Sevgili Okurlar,
Bugün 23 Nisan Ulusal Egemenlik Ve Çocuk Bayramı. Aynı zamanda da Mirac Kandili. Bence bu özel gün yeni bir bölümle kutlamayı hakkediyor.
İçimizdeki çocuğa selam ederek vatanımızda, Ata'mızın izinde nice 23 Nisanlar dilerken ayrıca Mirac Kandilinin tüm İslam Alemine de huzur ve iyilikler getirmesini temenni ederim.
----------------------------------&-------------------------------------------------
Tuvalete girip yüzünü soğuk su ile ıslatmayı denedi ama ellerinin titremesinden suyu yüzü yerine gömleğine döktü. Tüm göğsü ıslanmıştı. Birden karısı ve çocukları geldi gözünün önüne. Onların yüzüne nasıl bakacaktı. Akşam bir ara onları terk etmeyi düşünecek kadar kadının büyüsüne kapılmıştı. Sonra patronları geldi aklına. Kızlarının takdirname ile geçtiğini öğrendiğinde Mert ve Yiğit Bey'in ortak bir kararla onları o çok istedikleri yaz kampına nasıl gönderdiklerini hatırladı. Annesi kalp krizi geçirdiğinde nasıl şirketin devreye girdiğini ve hastane masraflarının büyük kısmının bu iki kardeş himayesinde karşılandığı aklına geldi. Nefes alamıyordu. Hata yapmıştı, kadının, zayıflığından faydalandığını anlamıştı. Bağıra bağıra ağlamak geliyordu içinden.
Tuvaletten çıktı ve koşarak asansöre gitti. Yönetim katının düğmesine bastı. Sekreter Semra Hanım, bilgi işlem müdürlerinin üstü başı ıslak ve yüzü ter içinde masasına doğru koştuğunu görünce ayağa fırladı. Adam ciddi bir isteri krizi geçiriyor gibiydi. Gözleri kocaman olmuştu, titremesini durduramadığı elleriyle göğsünü tutuyordu.
"Semra Hanım, Mete Bey ve Yiğit Bey ile acil görüşmeliyim. Bu... Şirketle ilgili. Ölüm kalım meselesi..." dedi kadının masasının yanında yere baygın olarak düşmeden saniyeler önce...
Aynı anda Leyla evde eşyalarını topluyordu. Dün gece şirketle ilgili ele geçirmesi gereken dosyaların bir kısmını tamamlamıştı. Bu şirkette daha fazla çalışmasına yarından sonra gerek kalmayacaktı. Germiyanoğullarının yükseliş dönemi bitmişti. Çöküş dönemi başlamak üzereydi. Monopol oyunu deyip gülmekten kendini alamadı. "Bu erkek milleti hakikaten salak ya!" dedi ardından. Gülümsemesi dudaklarında dondu. Bazı eski hatıralar aklına geldi. Şimdi zamanı değil dedi kafasındaki sese. Germiyanoğlu Holding'in önümüzdeki yirmi sene planlarının bir kısmı elindeydi. Aynı zamanda, şirketin yirmi beş senelik geçmişindeki tüm anlaşmaları, hesap kayıtlarını, proje detaylarını da yedekleyecekti. İşin bitmesi için dün gece mest ettiği adamı bu gece de çağırması yeterliydi. Onun güvenini kazanmak zor olmamıştı. Dikkat çekmemek için bilgileri azar azar ele geçirmeye çalışıyordu ama yönetim kurulunun da bir şekilde yalanlarını anlayacağından şüpheleniyordu. Hızlı davranmalıydı.

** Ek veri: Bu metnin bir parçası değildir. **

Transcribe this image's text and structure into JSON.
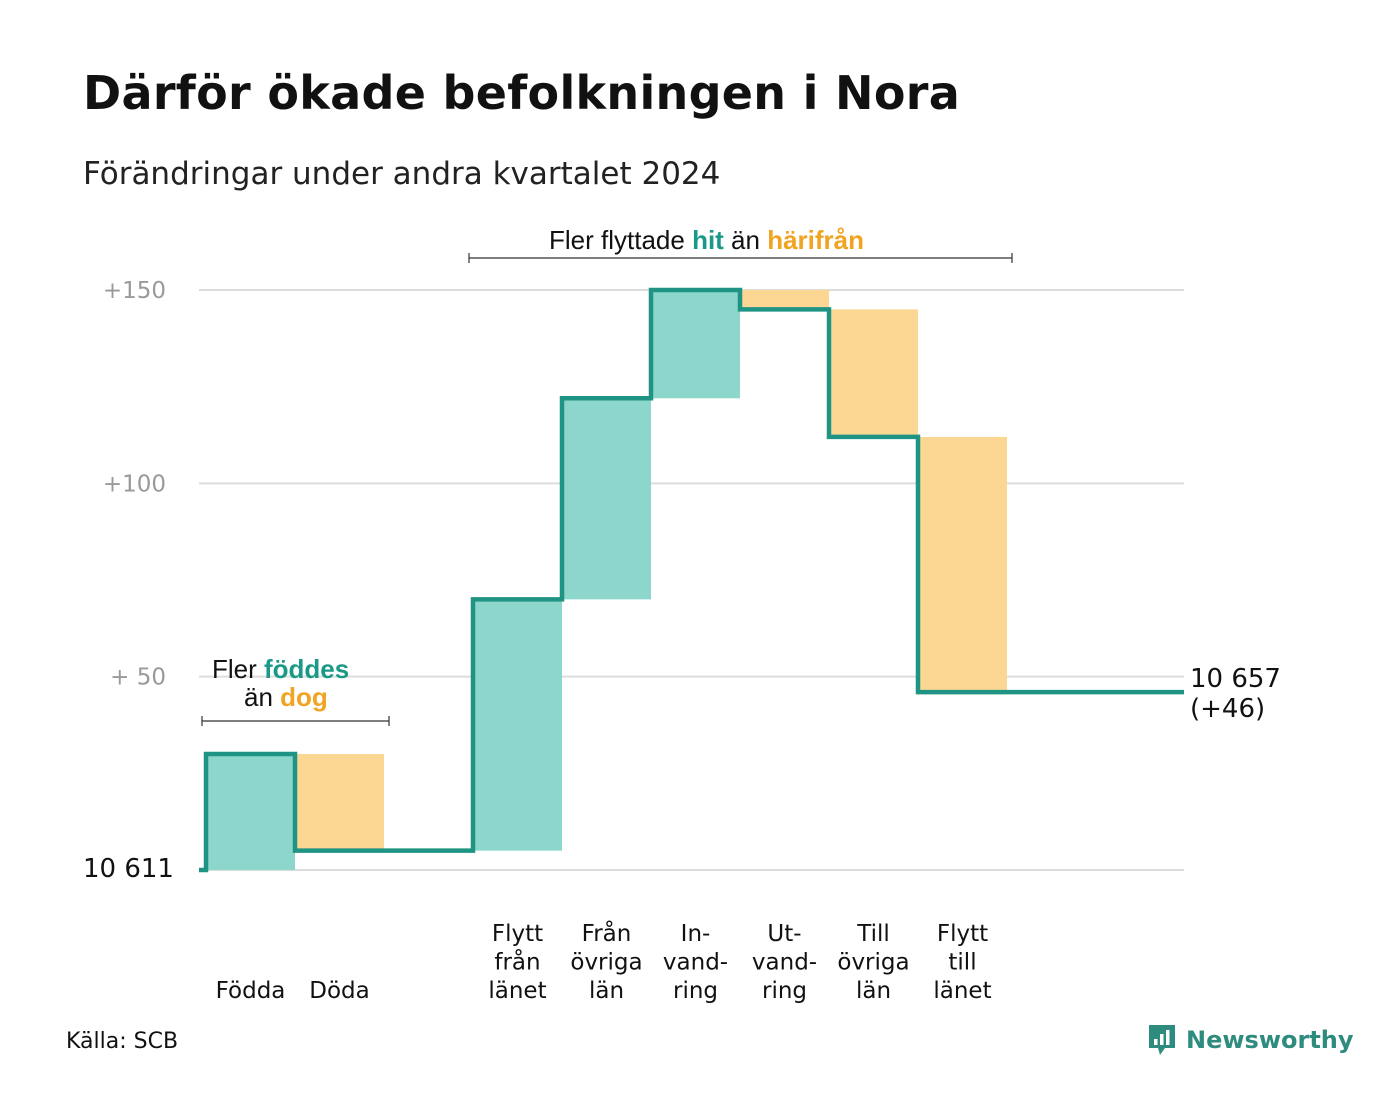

Topladığı bavullarını dikkatlice küçük odaya koyup kapısını kilitledi. Buralara ulaşması dört senesini almıştı. Ne dört senesi! Germiyanoğulları yüzünden babasız kaldığı sekiz yaşından beri bunun için uğraşıyordu. Değerli takılarını, nakit parasını ayrı bir çantaya dikkatlice yerleştirdi. Dizüstü bilgisayarından cuma akşamı için uçuş seçeneklerini incelemeye başladı. İşe gitmeyeceğim için pazartesinden önce kaçtığımı anlamazlar. O saate kadar da ben çoktan gideceğim yere ulaşırım...
Odasında çalışmakta olan Yiğit, Sekreter Semra Hanım'ın çığlığıyla koridora fırladı. İlk gördüğü şey yerde hareketsiz yatan bilgi işlem müdürüydü. Semra Hanım çığlık atmaya devam ediyordu. Semra Hanım'la aynı odayı paylaşan diğer sekretere döndü, "Tuba, hemen ambulans çağır," dedi. Genç kız beklenmedik bir soğukkanlılıkla hemen telefona sarıldı ve 112 numarasını tuşladı. Çıkan görevliye hemen adresi verdi ve kırk yaşlarında bir erkeğin muhtemelen kalp krizi geçirdiğini bildirdi. Sonra şirket doktorunu aradı ve durumu anlattı. Yiğit, Tuba'nın şirket doktorunu da aramasını takdir etti.
ŞİMDİ OKUDUĞUN
Meleğin Kanatları
Ficção GeralPeri masalı gibi başlayıp artan bir gerilimle okuyucuyu şaşırtan modern bir aşk hikayesine hazırlayın kendinizi. Güzel ve özel yetiştirilmiş nadide bir genç kadınla, zengin ve yakışıklı genç bir veliahdın aşkına şahitlik edeceksiniz. Ancak şu çağd...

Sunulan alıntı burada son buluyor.